Consommons bio pour soutenir celles et ceux qui ont opté pour ce mode d’agriculture. Car ce sont les paysans et les paysannes bio qui démontrent au quotidien que l’on peut se passer de pesticides chimiques de synthèse pour produire des aliments sains. Que ces substances toxiques, si elles sont considérées comme indispensables par l’agriculture conventionnelle – qui en persuade nos politiques -, ne le sont pas du tout. Et qu’il est grand temps de les interdire, en vue de préserver notre environnement pour les générations futures. Le nombre de molécules toxiques s’accumulant dans les écosystèmes ne cesse de croître. Pendant que certaines sont enfin interdites, d’autres sont mises sur le marché, avant que la preuve de leur nocivité ne soit apportée et qu’elles soient à leur tour interdites, plusieurs années plus tard. Mais le mal est fait, et ces molécules contaminent nos sols, nos eaux et l’air que nous respirons pendant de longues années encore.

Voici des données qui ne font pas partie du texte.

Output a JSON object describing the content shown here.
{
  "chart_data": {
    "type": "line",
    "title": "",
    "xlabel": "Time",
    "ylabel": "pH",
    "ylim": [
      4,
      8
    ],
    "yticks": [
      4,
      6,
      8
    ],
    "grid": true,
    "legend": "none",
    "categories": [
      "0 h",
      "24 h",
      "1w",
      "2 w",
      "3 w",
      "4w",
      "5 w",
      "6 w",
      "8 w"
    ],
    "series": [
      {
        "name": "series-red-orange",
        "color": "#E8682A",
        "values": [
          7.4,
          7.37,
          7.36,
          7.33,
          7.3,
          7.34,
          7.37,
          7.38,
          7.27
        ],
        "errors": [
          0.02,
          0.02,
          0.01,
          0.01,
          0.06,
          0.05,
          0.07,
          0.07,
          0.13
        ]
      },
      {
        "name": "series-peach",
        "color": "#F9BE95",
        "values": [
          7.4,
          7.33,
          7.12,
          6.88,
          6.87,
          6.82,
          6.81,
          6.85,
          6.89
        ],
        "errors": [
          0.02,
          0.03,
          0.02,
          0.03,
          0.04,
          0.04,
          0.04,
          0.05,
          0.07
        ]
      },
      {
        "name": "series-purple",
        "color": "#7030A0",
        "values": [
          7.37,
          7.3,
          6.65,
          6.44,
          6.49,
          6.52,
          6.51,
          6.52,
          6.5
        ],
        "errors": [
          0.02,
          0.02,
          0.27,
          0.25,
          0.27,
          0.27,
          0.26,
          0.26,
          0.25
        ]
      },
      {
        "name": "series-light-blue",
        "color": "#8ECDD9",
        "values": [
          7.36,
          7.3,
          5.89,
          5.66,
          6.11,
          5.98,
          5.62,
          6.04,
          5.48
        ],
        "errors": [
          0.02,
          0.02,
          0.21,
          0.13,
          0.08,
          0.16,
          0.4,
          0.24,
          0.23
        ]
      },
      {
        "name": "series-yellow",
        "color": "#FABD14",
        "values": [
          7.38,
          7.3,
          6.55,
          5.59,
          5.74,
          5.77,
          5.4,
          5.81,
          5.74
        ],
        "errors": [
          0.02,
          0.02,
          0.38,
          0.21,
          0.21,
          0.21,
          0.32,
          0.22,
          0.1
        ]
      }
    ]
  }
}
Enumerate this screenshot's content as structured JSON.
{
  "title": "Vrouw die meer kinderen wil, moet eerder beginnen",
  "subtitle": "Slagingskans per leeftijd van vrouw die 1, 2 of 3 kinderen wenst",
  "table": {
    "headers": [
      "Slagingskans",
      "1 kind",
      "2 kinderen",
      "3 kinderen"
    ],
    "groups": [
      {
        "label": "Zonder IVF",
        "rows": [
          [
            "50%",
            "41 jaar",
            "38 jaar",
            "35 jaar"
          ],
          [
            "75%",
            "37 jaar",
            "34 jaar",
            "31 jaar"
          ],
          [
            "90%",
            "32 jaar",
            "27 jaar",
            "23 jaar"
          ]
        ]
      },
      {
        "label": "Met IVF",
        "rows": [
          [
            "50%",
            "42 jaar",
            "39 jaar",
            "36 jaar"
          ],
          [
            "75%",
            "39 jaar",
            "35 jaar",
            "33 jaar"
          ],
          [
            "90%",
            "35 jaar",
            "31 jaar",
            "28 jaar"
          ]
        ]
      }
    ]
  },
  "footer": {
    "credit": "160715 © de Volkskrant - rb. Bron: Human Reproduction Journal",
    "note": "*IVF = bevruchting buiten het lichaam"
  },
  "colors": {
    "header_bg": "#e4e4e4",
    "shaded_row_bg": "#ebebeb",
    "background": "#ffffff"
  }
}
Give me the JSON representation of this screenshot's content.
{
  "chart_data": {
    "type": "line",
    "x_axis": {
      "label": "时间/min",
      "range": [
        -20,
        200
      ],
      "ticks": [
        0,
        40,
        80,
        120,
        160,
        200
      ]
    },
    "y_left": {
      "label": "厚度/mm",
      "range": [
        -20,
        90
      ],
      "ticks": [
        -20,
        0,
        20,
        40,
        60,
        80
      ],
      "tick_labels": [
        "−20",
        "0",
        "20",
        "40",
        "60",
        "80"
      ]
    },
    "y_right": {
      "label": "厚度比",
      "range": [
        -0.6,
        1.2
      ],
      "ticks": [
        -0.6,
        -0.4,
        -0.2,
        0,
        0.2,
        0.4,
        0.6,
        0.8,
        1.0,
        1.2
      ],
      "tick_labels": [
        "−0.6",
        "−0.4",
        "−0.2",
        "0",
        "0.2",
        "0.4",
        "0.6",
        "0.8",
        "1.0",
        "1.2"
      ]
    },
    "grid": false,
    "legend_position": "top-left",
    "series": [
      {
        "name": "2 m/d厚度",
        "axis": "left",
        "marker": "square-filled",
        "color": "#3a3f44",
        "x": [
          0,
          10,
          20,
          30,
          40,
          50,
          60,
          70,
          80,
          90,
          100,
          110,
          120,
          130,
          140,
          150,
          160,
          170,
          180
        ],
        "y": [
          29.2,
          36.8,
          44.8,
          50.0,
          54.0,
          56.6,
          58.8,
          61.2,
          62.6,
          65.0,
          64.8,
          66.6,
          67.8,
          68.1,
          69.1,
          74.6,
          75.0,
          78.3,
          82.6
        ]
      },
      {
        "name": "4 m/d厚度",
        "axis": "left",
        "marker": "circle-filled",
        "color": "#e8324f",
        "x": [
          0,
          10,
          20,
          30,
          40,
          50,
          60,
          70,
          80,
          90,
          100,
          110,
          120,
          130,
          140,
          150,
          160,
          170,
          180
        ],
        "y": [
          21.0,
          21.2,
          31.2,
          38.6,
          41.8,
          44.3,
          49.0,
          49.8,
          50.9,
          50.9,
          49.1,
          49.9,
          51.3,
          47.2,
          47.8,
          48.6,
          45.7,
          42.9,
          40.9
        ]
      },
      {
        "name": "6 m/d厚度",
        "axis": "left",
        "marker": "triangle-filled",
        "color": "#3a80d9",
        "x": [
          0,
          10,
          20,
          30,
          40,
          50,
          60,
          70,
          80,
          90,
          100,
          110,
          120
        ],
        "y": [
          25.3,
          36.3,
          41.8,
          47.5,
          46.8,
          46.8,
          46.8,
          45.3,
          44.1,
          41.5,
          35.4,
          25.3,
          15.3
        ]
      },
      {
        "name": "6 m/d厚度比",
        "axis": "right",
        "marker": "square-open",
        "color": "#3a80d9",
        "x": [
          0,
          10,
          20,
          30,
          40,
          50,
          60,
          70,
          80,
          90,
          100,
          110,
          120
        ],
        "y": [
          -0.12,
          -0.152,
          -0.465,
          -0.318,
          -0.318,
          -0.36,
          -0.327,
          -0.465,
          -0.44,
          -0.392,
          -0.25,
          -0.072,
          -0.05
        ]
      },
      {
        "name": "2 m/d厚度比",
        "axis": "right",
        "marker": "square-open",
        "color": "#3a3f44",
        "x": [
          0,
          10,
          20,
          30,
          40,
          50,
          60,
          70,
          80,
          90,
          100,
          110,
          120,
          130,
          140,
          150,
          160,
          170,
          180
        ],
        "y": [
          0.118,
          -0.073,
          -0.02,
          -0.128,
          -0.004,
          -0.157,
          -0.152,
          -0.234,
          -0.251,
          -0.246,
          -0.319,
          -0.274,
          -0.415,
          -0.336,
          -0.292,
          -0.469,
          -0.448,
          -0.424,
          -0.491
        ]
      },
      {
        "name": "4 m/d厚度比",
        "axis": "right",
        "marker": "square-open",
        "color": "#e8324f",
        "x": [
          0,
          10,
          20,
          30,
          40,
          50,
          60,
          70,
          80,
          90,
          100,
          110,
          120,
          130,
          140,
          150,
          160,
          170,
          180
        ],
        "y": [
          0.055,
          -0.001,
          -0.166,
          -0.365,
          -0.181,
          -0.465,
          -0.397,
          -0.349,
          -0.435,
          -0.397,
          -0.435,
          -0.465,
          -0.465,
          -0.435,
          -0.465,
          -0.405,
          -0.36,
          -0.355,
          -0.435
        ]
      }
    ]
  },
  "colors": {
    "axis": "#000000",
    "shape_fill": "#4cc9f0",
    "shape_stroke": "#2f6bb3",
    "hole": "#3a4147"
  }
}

Oui, la solution est plus que jamais dans l’agriculture biologique. Il est nécessaire de rétablir la vérité sur les produits bio contaminés afin de rassurer les citoyens sur la fiabilité du bio. Parlons-en, et militons, encore et toujours pour faire interdire les pesticides chimiques de synthèses et autres contaminants chimiques dangereux, pour notre santé et celle de la Terre.

 

 

Notes :

[1] Le communiqué de Biowallonie est accessible sur https://www.biowallonie.com/de-lheptachlore-retrouve-dans-des-courgettes-bio/

2 Liste publiée sur le site : https://monographs.iarc.who.int/fr/agents-classes-par-les-monographies-du-circ-2/

3Lire : https://www.pan-uk.org/dirty-dozen/

4 Gwendolyn Maertens et Daisy Van Lissum (2016) Cocktail chimique aux effets incertains. Test Achats n°606, pages 15-19.